Assim como o boto encantado, em sua lenda. Mas não deixam de ter certas semelhanças com fadas e duendes. E o nome encantado ou encantaria, é como são chamadas as entidades da Pajelança. São criaturas vindas da floresta ou das águas, como a Princesa de Mayandeua, que está no livro, que é um encantado que faz crianças chorarem no ventre de suas mães, anunciando que estas foram destinadas a se tornarem pajés e terem o dom da clarividência e da cura, passando a se comunicarem com elas e levando-as para o reino dos encantados, por meio dos portais mágicos. Para essa tradição algumas pessoas não morrem mas se tornam encantados, e passam a viver entre nosso mundo e o mundo de lá. São entidades que também possuem a função de proteger os rios e as florestas.
Samaúmas São Árvores Sagradas e Portais Mágicos para Indígenas Amazônicos |
Com tantos incêndios e devastação na Amazônia, pelo visto, estão perdendo a luta.
Quando criança, ao visitar a casa de meus avós, no interior, éramos alertados de que havia horas que não devíamos frequentar os rios e igarapés, pois era a hora da Mãe d’água, uma entidade protetora dos rios. Hoje vejo isso não como fruto de superstição, de gente ignorante, como podem pensar aqueles que são de cidade grande, mas uma forma de sabedoria, de respeito à natureza, um modo de nos mostrar que nossa ação sobre a natureza deve ter um limite. É isso que falta hoje.
O “Após a Chuva da Tarde” é o primeiro romance histórico vampiresco?
Não conheço nenhum outro livro de vampiro que seja um romance histórico. É comum que histórias de vampiro aconteça no passado, como no caso de “Entrevista com o Vampiro”, de Anne Rice, mas o simples fato de se passar no passado, não o faz um romance histórico; é preciso que a história aconteça em um momento histórico real e que tenha influência em sua trama e em seus personagens. Nesse sentido, só conheço realmente o “Após a Chuva da Tarde”, como um romance histórico vampiresco, que acontece durante o importante período amazônico do Ciclo da Borracha, em que fazendeiros das principais cidades da Amazônia enriqueceram devido a exportação do látex extraído das seringueiras.
Houve dificuldade para adaptar um romance gótico à Amazônia?
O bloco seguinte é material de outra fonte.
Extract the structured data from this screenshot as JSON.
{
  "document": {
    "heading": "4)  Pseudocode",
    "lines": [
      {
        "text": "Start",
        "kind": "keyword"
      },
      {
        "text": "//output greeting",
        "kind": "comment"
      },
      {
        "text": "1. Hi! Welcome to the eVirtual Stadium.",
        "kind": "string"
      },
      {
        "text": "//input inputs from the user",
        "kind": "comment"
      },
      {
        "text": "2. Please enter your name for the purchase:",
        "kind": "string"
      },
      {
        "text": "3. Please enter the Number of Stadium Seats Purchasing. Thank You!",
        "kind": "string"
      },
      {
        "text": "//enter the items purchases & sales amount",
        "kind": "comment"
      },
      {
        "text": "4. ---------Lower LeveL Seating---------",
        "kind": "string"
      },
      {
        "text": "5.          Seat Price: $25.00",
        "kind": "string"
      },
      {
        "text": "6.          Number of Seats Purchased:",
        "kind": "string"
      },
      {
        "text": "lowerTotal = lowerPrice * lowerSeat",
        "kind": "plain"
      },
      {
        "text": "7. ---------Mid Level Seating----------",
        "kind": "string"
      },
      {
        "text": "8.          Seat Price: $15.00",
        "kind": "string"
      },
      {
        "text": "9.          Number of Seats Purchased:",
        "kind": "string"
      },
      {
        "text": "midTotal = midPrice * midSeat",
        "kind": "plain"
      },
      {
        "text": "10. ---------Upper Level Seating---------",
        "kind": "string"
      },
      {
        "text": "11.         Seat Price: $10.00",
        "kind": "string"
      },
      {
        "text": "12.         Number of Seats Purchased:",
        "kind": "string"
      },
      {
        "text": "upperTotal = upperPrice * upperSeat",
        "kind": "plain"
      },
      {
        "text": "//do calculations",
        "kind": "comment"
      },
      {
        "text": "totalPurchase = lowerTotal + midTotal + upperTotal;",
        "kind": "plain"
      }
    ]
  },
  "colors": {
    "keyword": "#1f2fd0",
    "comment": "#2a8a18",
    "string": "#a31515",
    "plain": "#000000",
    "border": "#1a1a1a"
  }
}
Não, aproveitei o clima gótico de alguns lugares de Belém: o Cemitério da Soledade e os palacetes, são bons exemplos que me inspiraram. E todas as principais características da estética gótica estão presentes no romance: o clima soturno dos casarões, o passado assombrando o presente, o elemento sobrenatural, a transgressão social e o clima tenso. Talvez o elemento mais difícil de adaptação tenha sido o clima tenso, já que tive que adaptá-lo aos costumes de nosso povo, que são bastante festivos e alegres, para isso busquei inspiração no clima fantasmagórico de nossas lendas urbanas, em nossas histórias de visagens.
Jazigo do Cemitério da Soledade, Belém. |
Qual o foco do romance “Após a Chuva da Tarde”?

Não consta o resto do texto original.